Yuri, el más grueso de los dos, era quien llevaba la voz cantante, también el más alegre. Formado en Europa, sobre todo en Inglaterra, como le comentó en la sobremesa de la comida. Por el contrario, su compañero, Dmitry, era la antítesis del primero: sobre un metro noventa de estatura, de constitución atlética, mucho más serio y mucho menos hablador pero tan educado y cortés que, en ocasiones, parecía el mayordomo de Yuri; su castellano era básico, con el fuerte acento característico del norte de Europa. En la mayoría de ocasiones se limitaba a asentir y sus risas no eran tan extrovertidas.
Hoy, Ignacio esperaba que entrasen en materia, las anteriores veces solo fueron de tanteo. También hoy, probablemente, mostrarían sus verdaderos rostros y él, desconfiado por naturaleza, se encontraba expectante y algo inquieto.
—Hemos estudiado en profundidad la situación de esos terrenos que ustedes poseen en la costa de Castellón. Es una zona con un potencial de negocio importante, aunque nuestro principal interés, en este momento, no es ese.
Una gran ventaja, pensó Ignacio, pues desde el inicio de las conversaciones su interés fue obvio y ahora lo ratificaban.
—Ahora bien. Es una zona protegida por la ley de costas, con movimientos ecologistas de cierta importancia e influencia.
—Es cierto —les ratificó. Era patente que, entre sonrisas y bonitas palabras, habían hecho sus deberes.
—En esta situación, los terrenos en ese lugar carecen de valor.
Solo pudo asentir.
—No obstante, continuamos interesados. Los terrenos cuentan con casi un kilómetro de costa y unos seiscientos metros de anchura. Hemos tenido una discreta conversación con el alcalde y, por suerte, le hemos encontrado muy receptivo —palabras que desconcertaron a Ignacio, desconocía los pasos que estaban realizando.
—Esa conversación con el alcalde, ¿la han llevado a cabo ustedes? —preguntó.

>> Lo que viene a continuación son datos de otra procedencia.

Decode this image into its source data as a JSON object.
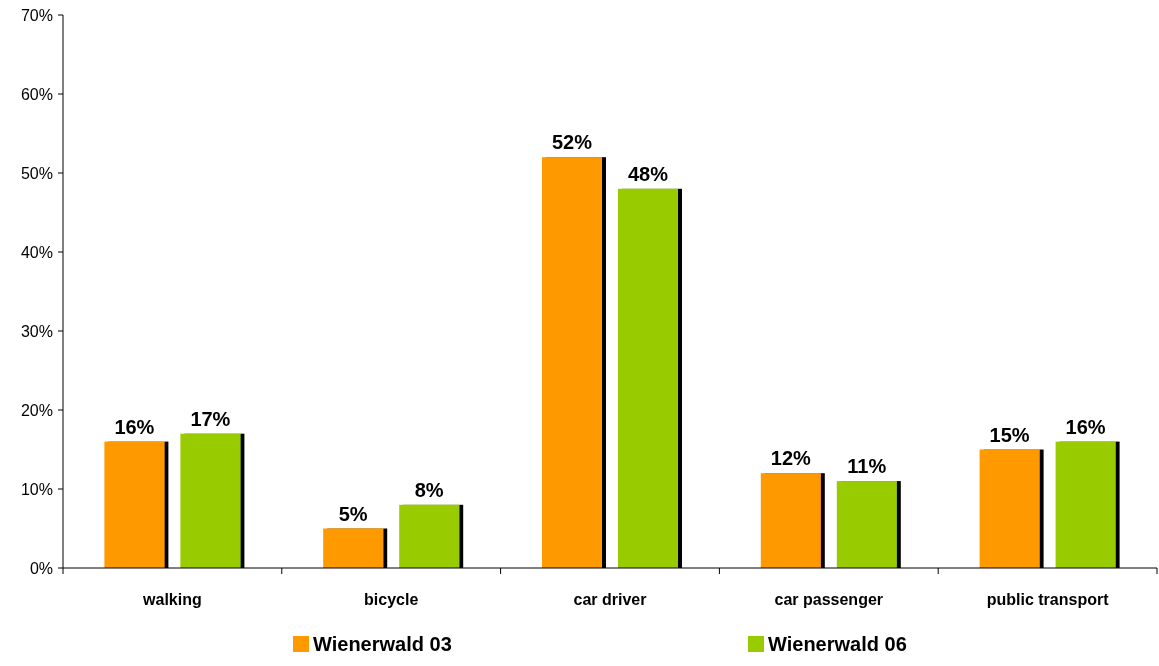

—Por supuesto que no. Sería despertar la codicia del hombre y mostrarle un interés inversor. Espero que no le moleste, el acercamiento lo hemos realizado en su nombre y lo ha realizado un abogado.
No eran tan tontos como parecían, pensó. Tampoco tenía que confiarse, al fin y al cabo, invertían internacionalmente y poseían recursos insospechados.
—Y ¿qué han sacado en claro?
—A lo largo de todo el kilómetro, los primeros cien metros desde la playa son intocables. Pero contamos con los quinientos posteriores, en su mayoría terreno yermo, a excepción de una pequeña pinada que se integraría en cualquier proyecto que se plantease. También existen varios huertos gestionados por agricultores que poseen otros lindantes con su propiedad pero, en todo caso, conscientes de que han invadido una propiedad ajena. El terreno está catalogado como zona verde pero, a excepción de esos cien primeros metros pegados al mar, el resto se podría recalificar si ponemos un par de sobres en los bolsillos adecuados y aseguramos que, en posteriores inversiones, se contratará a gente del municipio en trabajos de construcción. Por supuesto, este tipo de negociación se llevaría con absoluta discreción y siempre en su nombre. Le repito que si sospechan de inversión extranjera, los costes y las objeciones se multiplicarán. ¿Estás de acuerdo?
—Por supuesto —le convenía el interés que mostraban. No solo hablaron con el alcalde, inspeccionaron el terreno, se preocuparon de averiguar pros y contras. Indudablemente eran mucho más avispados de lo que aparentaban.
—¿Qué opinan sus hermanos? De momento son todos propietarios del terreno.
—No se preocupen por ese tema, en su momento lo resolveré.
—Intuimos que con su hermano no habrá problemas, pero ¿y su hermana? —insistieron.